Semana de Oración por la Unidad de los
Cristianos
Queridos hermanos y hermanas:
Hoy comienza la Semana de oración por la unidad de los cristianos que, desde
hace más de un siglo, celebran cada año los cristianos de todas las Iglesias y
comunidades eclesiales, para invocar el don extraordinario por el que el Señor
Jesús oró durante la última Cena, antes de su pasión: «Para que todos sean uno;
como tú, Padre, en mí, y yo en ti, que ellos también sean uno en nosotros, para
que el mundo crea que tú me has enviado» (
Jn 17, 21). La celebración de
la Semana de oración por la unidad de los cristianos fue introducida el año 1908
por el padre Paul Wattson, fundador de una comunidad religiosa anglicana que
posteriormente entró en la Iglesia católica. La iniciativa recibió la bendición
del Papa san Pío X y fue promovida por el Papa Benedicto XV, quien impulsó su
celebración en toda la Iglesia católica con el Breve
Romanorum
Pontificum, del 25 de febrero de 1916.
El octavario de oración fue desarrollado y perfeccionado en la década de 1930
por el abad Paul Couturier de Lyon, que sostuvo la oración «por la unidad de la
Iglesia tal como quiere Cristo y de acuerdo con los instrumentos que él quiere».

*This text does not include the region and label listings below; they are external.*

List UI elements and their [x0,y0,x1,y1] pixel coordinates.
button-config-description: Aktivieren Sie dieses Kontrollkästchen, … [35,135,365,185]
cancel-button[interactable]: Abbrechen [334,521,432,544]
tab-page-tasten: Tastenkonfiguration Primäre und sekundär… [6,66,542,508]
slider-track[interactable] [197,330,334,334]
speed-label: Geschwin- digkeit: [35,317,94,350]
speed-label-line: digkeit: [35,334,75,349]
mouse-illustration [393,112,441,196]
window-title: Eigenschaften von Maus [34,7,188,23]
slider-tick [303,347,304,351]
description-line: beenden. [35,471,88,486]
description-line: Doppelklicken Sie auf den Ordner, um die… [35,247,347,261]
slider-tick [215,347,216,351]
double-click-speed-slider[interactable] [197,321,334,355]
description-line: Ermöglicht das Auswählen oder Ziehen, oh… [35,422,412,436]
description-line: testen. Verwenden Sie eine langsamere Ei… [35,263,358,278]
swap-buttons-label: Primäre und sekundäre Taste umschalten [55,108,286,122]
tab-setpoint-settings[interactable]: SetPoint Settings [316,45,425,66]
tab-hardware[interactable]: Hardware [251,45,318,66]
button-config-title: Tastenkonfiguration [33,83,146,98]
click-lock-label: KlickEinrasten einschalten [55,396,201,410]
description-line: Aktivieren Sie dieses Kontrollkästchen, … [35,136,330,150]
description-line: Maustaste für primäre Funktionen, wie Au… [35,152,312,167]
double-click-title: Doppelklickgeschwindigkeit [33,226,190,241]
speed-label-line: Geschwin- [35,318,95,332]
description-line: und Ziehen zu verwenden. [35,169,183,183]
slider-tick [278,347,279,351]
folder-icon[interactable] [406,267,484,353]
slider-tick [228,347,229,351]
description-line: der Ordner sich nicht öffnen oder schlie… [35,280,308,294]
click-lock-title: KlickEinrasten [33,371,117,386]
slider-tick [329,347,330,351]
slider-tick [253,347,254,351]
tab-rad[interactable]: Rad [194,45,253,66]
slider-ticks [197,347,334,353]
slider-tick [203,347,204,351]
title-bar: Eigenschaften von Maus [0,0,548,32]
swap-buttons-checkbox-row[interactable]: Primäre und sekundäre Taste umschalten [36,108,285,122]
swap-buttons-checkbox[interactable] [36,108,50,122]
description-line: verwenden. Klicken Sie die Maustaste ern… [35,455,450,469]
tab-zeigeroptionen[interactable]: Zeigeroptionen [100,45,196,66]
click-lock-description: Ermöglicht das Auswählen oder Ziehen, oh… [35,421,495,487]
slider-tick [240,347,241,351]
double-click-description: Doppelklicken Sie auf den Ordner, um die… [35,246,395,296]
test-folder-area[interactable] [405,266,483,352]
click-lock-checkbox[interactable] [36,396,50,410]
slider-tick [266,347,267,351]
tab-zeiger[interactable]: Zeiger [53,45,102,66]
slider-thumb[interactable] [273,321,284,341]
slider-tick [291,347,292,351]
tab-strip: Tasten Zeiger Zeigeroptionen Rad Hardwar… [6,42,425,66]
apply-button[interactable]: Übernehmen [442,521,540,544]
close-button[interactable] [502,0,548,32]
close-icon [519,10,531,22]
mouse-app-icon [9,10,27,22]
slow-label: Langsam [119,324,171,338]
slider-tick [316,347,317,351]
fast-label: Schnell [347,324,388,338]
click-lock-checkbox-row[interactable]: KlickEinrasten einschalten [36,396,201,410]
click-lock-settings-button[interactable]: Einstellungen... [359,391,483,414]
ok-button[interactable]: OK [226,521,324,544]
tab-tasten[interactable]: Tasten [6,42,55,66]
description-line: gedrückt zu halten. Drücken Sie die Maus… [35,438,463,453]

En sus últimos escritos, el abad Couturier ve esta Semana como un medio que
permite a la oración universal de Cristo «entrar y penetrar en todo el Cuerpo
cristiano»; esta oración debe crecer hasta convertirse en «un grito inmenso,
unánime, de todo el pueblo de Dios», que pide a Dios este gran don. Y
precisamente en la Semana de oración por la unidad de los cristianos encuentra
cada año una de sus manifestaciones más eficaces el impulso dado por el concilio
Vaticano II a la búsqueda de la comunión plena entre todos los discípulos de
Cristo. Esta cita espiritual, que une a los cristianos de todas las tradiciones,
nos hace más conscientes del hecho de que la unidad hacia la que tendemos no
podrá ser sólo resultado de nuestros esfuerzos, sino que será más bien un don
recibido de lo alto, que es preciso invocar siempre.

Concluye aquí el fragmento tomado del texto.